Poll Finds Few Know GOP Gubernatorial Candidate Kashkari
LOS ANGELES (AP) - Democratic incumbent Gov. Jerry Brown has a strong lead over his Republican challenger, Neel Kashkari, in a new statewide poll released Friday, which found that 1 in 4 likely voters could not even identify Kashkari.
The USC Dornsife/Los Angeles Times Poll found that Brown leads Kashkari 57 percent to 36 percent among likely voters.
Brown also enjoys a 58 percent approval rating, his highest in the poll since he took office in 2011 and up 10 points from 2012, when just 48 percent toll pollsters they approved of how the governor was handling his job.
Brown, 76, is well known to many Californians after spending a lifetime in politics. He has amassed nearly $23 million for his re-election bid from a wide array of donors, but spent very little so far.

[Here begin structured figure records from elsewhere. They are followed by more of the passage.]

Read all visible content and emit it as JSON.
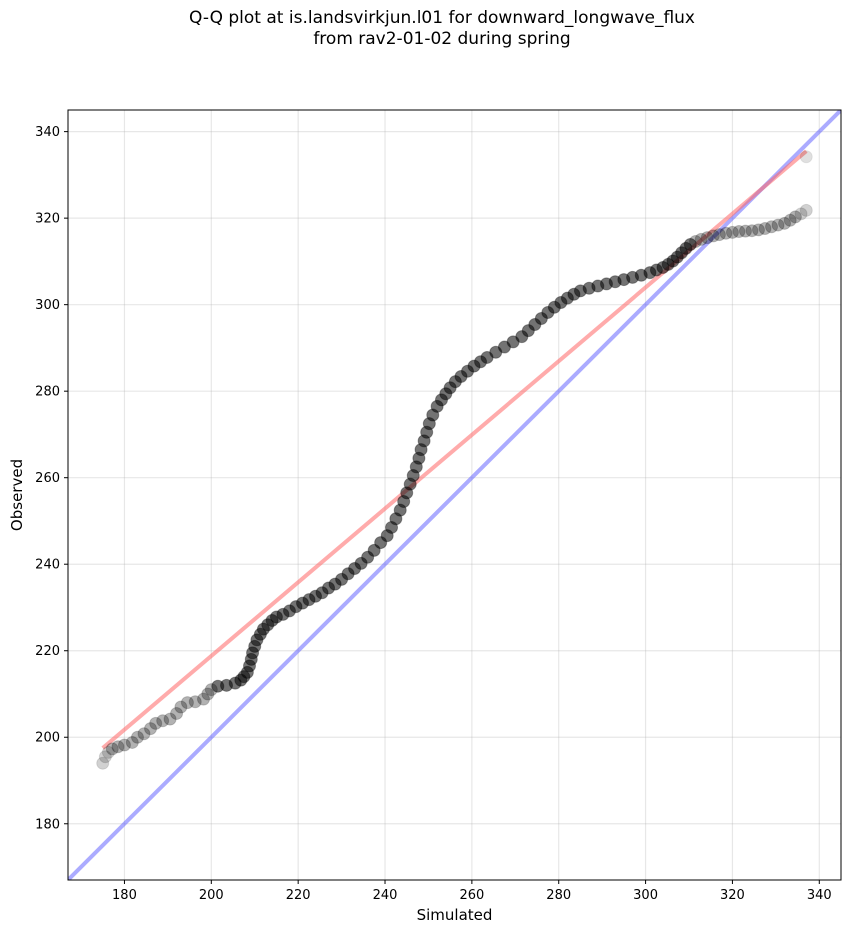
{
  "chart_data": {
    "type": "scatter",
    "title": "Q-Q plot at is.landsvirkjun.l01 for downward_longwave_flux",
    "subtitle": "from rav2-01-02 during spring",
    "xlabel": "Simulated",
    "ylabel": "Observed",
    "xlim": [
      167,
      345
    ],
    "ylim": [
      167,
      345
    ],
    "xticks": [
      180,
      200,
      220,
      240,
      260,
      280,
      300,
      320,
      340
    ],
    "yticks": [
      180,
      200,
      220,
      240,
      260,
      280,
      300,
      320,
      340
    ],
    "grid": true,
    "colors": {
      "points": "#000000",
      "fit_line": "#ff6666",
      "reference_line": "#6666ff"
    },
    "fit_line": {
      "x": [
        175,
        337
      ],
      "y": [
        197.5,
        335.5
      ]
    },
    "reference_line": {
      "x": [
        167,
        345
      ],
      "y": [
        167,
        345
      ]
    },
    "points": [
      [
        175,
        194
      ],
      [
        175.6,
        195.5
      ],
      [
        176.3,
        196.5
      ],
      [
        177.2,
        197.3
      ],
      [
        178.5,
        197.8
      ],
      [
        180,
        198.2
      ],
      [
        181.8,
        198.8
      ],
      [
        183,
        200
      ],
      [
        184.5,
        200.8
      ],
      [
        186,
        202
      ],
      [
        187.2,
        203.2
      ],
      [
        188.8,
        203.8
      ],
      [
        190.5,
        204.2
      ],
      [
        192,
        205.5
      ],
      [
        193,
        207
      ],
      [
        194.5,
        208
      ],
      [
        196.3,
        208.2
      ],
      [
        198.2,
        208.8
      ],
      [
        199.2,
        210
      ],
      [
        200,
        211
      ],
      [
        201.5,
        211.8
      ],
      [
        203.5,
        212
      ],
      [
        205.5,
        212.5
      ],
      [
        206.8,
        213.2
      ],
      [
        207.5,
        214
      ],
      [
        208.3,
        215
      ],
      [
        208.8,
        216.5
      ],
      [
        209.2,
        218
      ],
      [
        209.5,
        219.5
      ],
      [
        210,
        221
      ],
      [
        210.5,
        222.5
      ],
      [
        211.3,
        223.8
      ],
      [
        212,
        225
      ],
      [
        213,
        226
      ],
      [
        214,
        227
      ],
      [
        215,
        227.8
      ],
      [
        216.5,
        228.4
      ],
      [
        218,
        229.2
      ],
      [
        219.5,
        230.2
      ],
      [
        221,
        231
      ],
      [
        222.5,
        231.8
      ],
      [
        224,
        232.6
      ],
      [
        225.5,
        233.4
      ],
      [
        227,
        234.5
      ],
      [
        228.5,
        235.4
      ],
      [
        230,
        236.5
      ],
      [
        231.5,
        237.8
      ],
      [
        233,
        239
      ],
      [
        234.5,
        240.2
      ],
      [
        236,
        241.6
      ],
      [
        237.5,
        243.2
      ],
      [
        239,
        245
      ],
      [
        240.5,
        246.6
      ],
      [
        241.5,
        248.5
      ],
      [
        242.5,
        250.5
      ],
      [
        243.5,
        252.5
      ],
      [
        244.3,
        254.5
      ],
      [
        245,
        256.5
      ],
      [
        245.8,
        258.5
      ],
      [
        246.5,
        260.5
      ],
      [
        247.2,
        262.5
      ],
      [
        247.8,
        264.5
      ],
      [
        248.3,
        266.5
      ],
      [
        249,
        268.5
      ],
      [
        249.6,
        270.5
      ],
      [
        250.2,
        272.5
      ],
      [
        251,
        274.5
      ],
      [
        252,
        276.5
      ],
      [
        253,
        278
      ],
      [
        254,
        279.4
      ],
      [
        255,
        280.8
      ],
      [
        256.2,
        282.2
      ],
      [
        257.5,
        283.4
      ],
      [
        259,
        284.6
      ],
      [
        260.5,
        285.8
      ],
      [
        262,
        286.8
      ],
      [
        263.5,
        287.8
      ],
      [
        265.5,
        289
      ],
      [
        267.5,
        290.2
      ],
      [
        269.5,
        291.4
      ],
      [
        271.5,
        292.6
      ],
      [
        273,
        294
      ],
      [
        274.5,
        295.4
      ],
      [
        276,
        296.8
      ],
      [
        277.5,
        298.2
      ],
      [
        279,
        299.4
      ],
      [
        280.5,
        300.5
      ],
      [
        282,
        301.5
      ],
      [
        283.5,
        302.4
      ],
      [
        285,
        303.2
      ],
      [
        287,
        303.8
      ],
      [
        289,
        304.3
      ],
      [
        291,
        304.8
      ],
      [
        293,
        305.3
      ],
      [
        295,
        305.8
      ],
      [
        297,
        306.3
      ],
      [
        299,
        306.8
      ],
      [
        301,
        307.4
      ],
      [
        302.5,
        308
      ],
      [
        304,
        308.6
      ],
      [
        305.2,
        309.3
      ],
      [
        306.3,
        310.1
      ],
      [
        307.3,
        311
      ],
      [
        308.3,
        312
      ],
      [
        309.3,
        313
      ],
      [
        310.3,
        313.9
      ],
      [
        311.5,
        314.6
      ],
      [
        312.8,
        315.1
      ],
      [
        314.2,
        315.5
      ],
      [
        315.6,
        315.9
      ],
      [
        317,
        316.2
      ],
      [
        318.5,
        316.5
      ],
      [
        320,
        316.7
      ],
      [
        321.5,
        316.9
      ],
      [
        323,
        317
      ],
      [
        324.5,
        317.1
      ],
      [
        326,
        317.3
      ],
      [
        327.5,
        317.6
      ],
      [
        329,
        318
      ],
      [
        330.5,
        318.4
      ],
      [
        332,
        318.8
      ],
      [
        333.3,
        319.5
      ],
      [
        334.5,
        320.3
      ],
      [
        335.8,
        321
      ],
      [
        337,
        321.8
      ],
      [
        337,
        334.2
      ]
    ]
  }
}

Kashkari, 41, is a first-time candidate and former U.S. Treasury official who helped lead the federal bank bailout. After spending $4.4 million in the primary to defeat third-place finisher Tim Donnelly, Kashkari reported $200,000 in his account at the end of June and has collected just $650,000 since then.
Such amounts are not enough to mount a statewide television ad campaign in costly California, so Kashkari has used other tactics to generate attention.
This summer, he posed as a homeless man in Fresno to highlight what he says is the uneven economic recovery, and earlier this week he delivered 6,500 paper bags to Brown's office to protest legislation that would ban single-use plastic bags statewide, saying that the governor and Legislature are focusing on the wrong priorities.
Friday's poll also shows strong support among likely voters for Proposition 1, a $7.5 billion proposal to invest in California's aging water system.
The poll randomly surveyed 1,109 likely voters by telephone statewide from Sept. 2-8. It has a sampling error margin of plus or minus 3.3 percentage points.